Hamilcar prepared the largest Punic overseas expedition to date and after three years of preparations, sailed for Sicily. This enterprise coincided with the expedition of Xerxes against mainland Greece in 480 BC, prompting speculation about a possible alliance between Carthage and Persia against the Greeks, although no firm evidence of this exists. The Punic fleet was battered by storms en route, and the Punic army was destroyed and Hamilcar killed in the Battle of Himera by the combined armies of Himera, Akragas and Syracuse under Gelo. Carthage made peace with the Greeks and paid a large indemnity of 2000 silver talents, but lost no territory in Sicily.

==Weakening of kings==
This defeat had far reaching consequences, both political and economic, for Carthage. Politically, the old government of entrenched nobility was ousted, replaced by the Carthaginian Republic. Kings were still elected, but their power began to erode, with the senate and the "Tribunal of 104" gaining dominance in political matters, and the position of Suffet becoming more influential.
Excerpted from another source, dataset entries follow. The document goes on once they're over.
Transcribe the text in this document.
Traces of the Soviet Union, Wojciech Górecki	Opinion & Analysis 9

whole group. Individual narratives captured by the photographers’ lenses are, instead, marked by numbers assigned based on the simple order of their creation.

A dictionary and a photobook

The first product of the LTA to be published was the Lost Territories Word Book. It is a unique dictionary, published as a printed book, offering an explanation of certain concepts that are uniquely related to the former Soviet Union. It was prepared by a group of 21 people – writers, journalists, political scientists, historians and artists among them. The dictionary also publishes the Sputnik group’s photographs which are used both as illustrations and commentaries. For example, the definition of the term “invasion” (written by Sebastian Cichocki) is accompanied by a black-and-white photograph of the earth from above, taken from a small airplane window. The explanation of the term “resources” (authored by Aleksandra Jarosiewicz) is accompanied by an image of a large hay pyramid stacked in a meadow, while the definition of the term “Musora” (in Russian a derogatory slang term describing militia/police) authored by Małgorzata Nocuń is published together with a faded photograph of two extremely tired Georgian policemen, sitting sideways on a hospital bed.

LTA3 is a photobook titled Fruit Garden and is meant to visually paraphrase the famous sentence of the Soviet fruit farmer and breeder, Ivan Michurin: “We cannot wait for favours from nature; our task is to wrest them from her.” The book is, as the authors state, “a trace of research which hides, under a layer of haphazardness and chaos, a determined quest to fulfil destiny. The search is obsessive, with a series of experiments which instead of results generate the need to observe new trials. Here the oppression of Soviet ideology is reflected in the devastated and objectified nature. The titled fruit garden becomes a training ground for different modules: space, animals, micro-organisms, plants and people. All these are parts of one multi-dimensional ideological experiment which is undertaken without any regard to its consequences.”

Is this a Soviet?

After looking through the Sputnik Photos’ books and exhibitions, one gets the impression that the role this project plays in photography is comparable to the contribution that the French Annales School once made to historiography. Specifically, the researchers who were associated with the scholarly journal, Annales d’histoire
Economically, sea-borne trade with the Middle East was cut off by the mainland Greeks and Magna Graecia boycotted Carthaginian traders. This led to the development of trade with the West and of caravan-borne trade with the East. Gisco, son of Hamilcar was exiled, and Carthage for the next 70 years made no recorded forays against the Greeks nor aided either the Elymians/Sicels or the Etruscans (then locked in struggles against the Greeks) or sent any aid to the Greek enemies of Syracuse, then the leading Greek city in Sicily. Based on this absence from Greek affairs, it has been suggested that Carthage was militarily crippled for some time after the defeat at Himera.